Increasing patronage on SkyCity Casino's gaming floor is making it more difficult to detect people who have been banned from entering the casino, SkyCity says.
Following an investigation, the Department of Internal Affairs has said it found SkyCity had no grounds to withhold paying a $60,000 win to a man who voluntarily banned himself from gambling in 2004.
SkyCity has paid the man, but said it was planning to lobby the department and the Government to "remove any doubt" on the conditions of re-entry into casinos.
"There are lots of people on our gaming floor, and as stringent as our surveillance and our technology can be, it's not possible for us to detect or stop every single person who has been excluded from entering the casino," Skycity's spokeswoman Connie Sprague said. Miss Sprague would not say how many problem gamblers were banned from entering the premises.
SkyCity's lawyer, Peter Treacy, said he hoped the Government would bring in regulations to give some "legal teeth" to its efforts to keep problem gamblers out.
Mr Treacy said SkyCity believed the $60,000 winner had contravened the Gambling Act, but Internal Affairs disagreed.
"Our policies, we believe, are still absolutely right.

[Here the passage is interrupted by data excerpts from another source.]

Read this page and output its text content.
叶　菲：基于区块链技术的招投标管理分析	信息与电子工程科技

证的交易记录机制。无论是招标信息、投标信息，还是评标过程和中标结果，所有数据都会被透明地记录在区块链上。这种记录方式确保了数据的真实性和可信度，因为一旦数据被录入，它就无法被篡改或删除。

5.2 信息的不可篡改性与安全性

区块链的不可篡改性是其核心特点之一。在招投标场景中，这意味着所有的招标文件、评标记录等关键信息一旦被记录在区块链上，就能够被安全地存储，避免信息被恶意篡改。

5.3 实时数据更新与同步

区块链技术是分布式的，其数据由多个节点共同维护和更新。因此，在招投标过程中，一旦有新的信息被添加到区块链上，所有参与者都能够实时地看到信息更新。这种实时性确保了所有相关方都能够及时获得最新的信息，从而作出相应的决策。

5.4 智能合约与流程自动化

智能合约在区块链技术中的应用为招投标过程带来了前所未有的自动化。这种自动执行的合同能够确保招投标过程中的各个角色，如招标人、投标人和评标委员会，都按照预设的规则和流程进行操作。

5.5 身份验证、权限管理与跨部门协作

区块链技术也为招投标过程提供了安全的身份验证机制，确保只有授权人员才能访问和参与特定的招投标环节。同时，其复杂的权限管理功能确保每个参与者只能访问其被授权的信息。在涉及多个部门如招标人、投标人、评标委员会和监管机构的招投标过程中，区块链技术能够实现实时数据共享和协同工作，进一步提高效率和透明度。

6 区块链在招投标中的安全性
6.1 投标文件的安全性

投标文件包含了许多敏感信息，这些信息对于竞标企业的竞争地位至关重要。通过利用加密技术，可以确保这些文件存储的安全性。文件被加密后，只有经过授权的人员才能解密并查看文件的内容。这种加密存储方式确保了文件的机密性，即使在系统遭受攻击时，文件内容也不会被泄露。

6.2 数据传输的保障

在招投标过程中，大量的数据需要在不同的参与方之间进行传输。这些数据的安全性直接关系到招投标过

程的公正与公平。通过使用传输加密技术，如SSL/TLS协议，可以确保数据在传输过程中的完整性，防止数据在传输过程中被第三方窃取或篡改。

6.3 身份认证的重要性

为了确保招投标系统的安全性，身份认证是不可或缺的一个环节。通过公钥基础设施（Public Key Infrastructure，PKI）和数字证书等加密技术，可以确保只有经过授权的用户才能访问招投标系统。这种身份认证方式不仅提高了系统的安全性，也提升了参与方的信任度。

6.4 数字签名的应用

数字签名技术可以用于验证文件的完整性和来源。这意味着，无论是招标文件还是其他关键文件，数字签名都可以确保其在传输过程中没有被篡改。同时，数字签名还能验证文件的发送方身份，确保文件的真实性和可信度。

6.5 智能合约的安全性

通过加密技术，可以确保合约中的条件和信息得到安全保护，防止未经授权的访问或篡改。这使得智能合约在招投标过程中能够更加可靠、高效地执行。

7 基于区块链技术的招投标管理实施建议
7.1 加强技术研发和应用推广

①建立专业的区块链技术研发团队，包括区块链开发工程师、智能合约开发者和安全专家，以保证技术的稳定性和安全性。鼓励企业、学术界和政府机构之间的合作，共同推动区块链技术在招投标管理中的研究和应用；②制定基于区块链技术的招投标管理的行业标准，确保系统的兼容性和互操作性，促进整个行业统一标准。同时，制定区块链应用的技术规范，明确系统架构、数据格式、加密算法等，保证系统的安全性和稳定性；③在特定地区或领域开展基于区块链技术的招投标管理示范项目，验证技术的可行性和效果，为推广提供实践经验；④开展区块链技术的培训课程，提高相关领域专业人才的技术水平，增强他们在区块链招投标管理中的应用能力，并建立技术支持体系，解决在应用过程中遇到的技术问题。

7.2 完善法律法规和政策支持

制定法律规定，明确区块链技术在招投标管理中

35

The whole thrust of them is to protect those few people who shouldn't be there from themselves ..." he told Radio New Zealand.
"What's disappointing is that the department now doesn't seem to share our view of what the consequences of re-entry and breach of conditions should be."
In August, 28-year-old Sothea Sinn, who banned himself and his girlfriend in 2004, entered the casino and gambled undetected for a few hours and won a $60,000 jackpot playing Caribbean stud, a card game similar to poker.
He believed the ban had expired when he went to collect the winnings, but was taken into a room with a SkyCity guard.
Internal Affairs gambling inspectors who arrived soon after had initially agreed with the casino that Mr Sinn should not be paid because he had not completed six counselling sessions, which was part of the criteria for him to re-enter the casino.
But the department said that upon further investigation, it had found no reason under the Gambling Act for SkyCity to refuse payment, reported the department's newsletter, Gambits, in its December issue.
The department had "reconsidered the issue as one involving the integrity of gambling" and advised SkyCity that Mr Sinn had not breached the Gambling Act because his ban had expired.
It also said alleged breaches of civil law had no impact on the Gambling Act, and the matter of whether the $60,000 was paid out was a matter between SkyCity and Mr Sinn.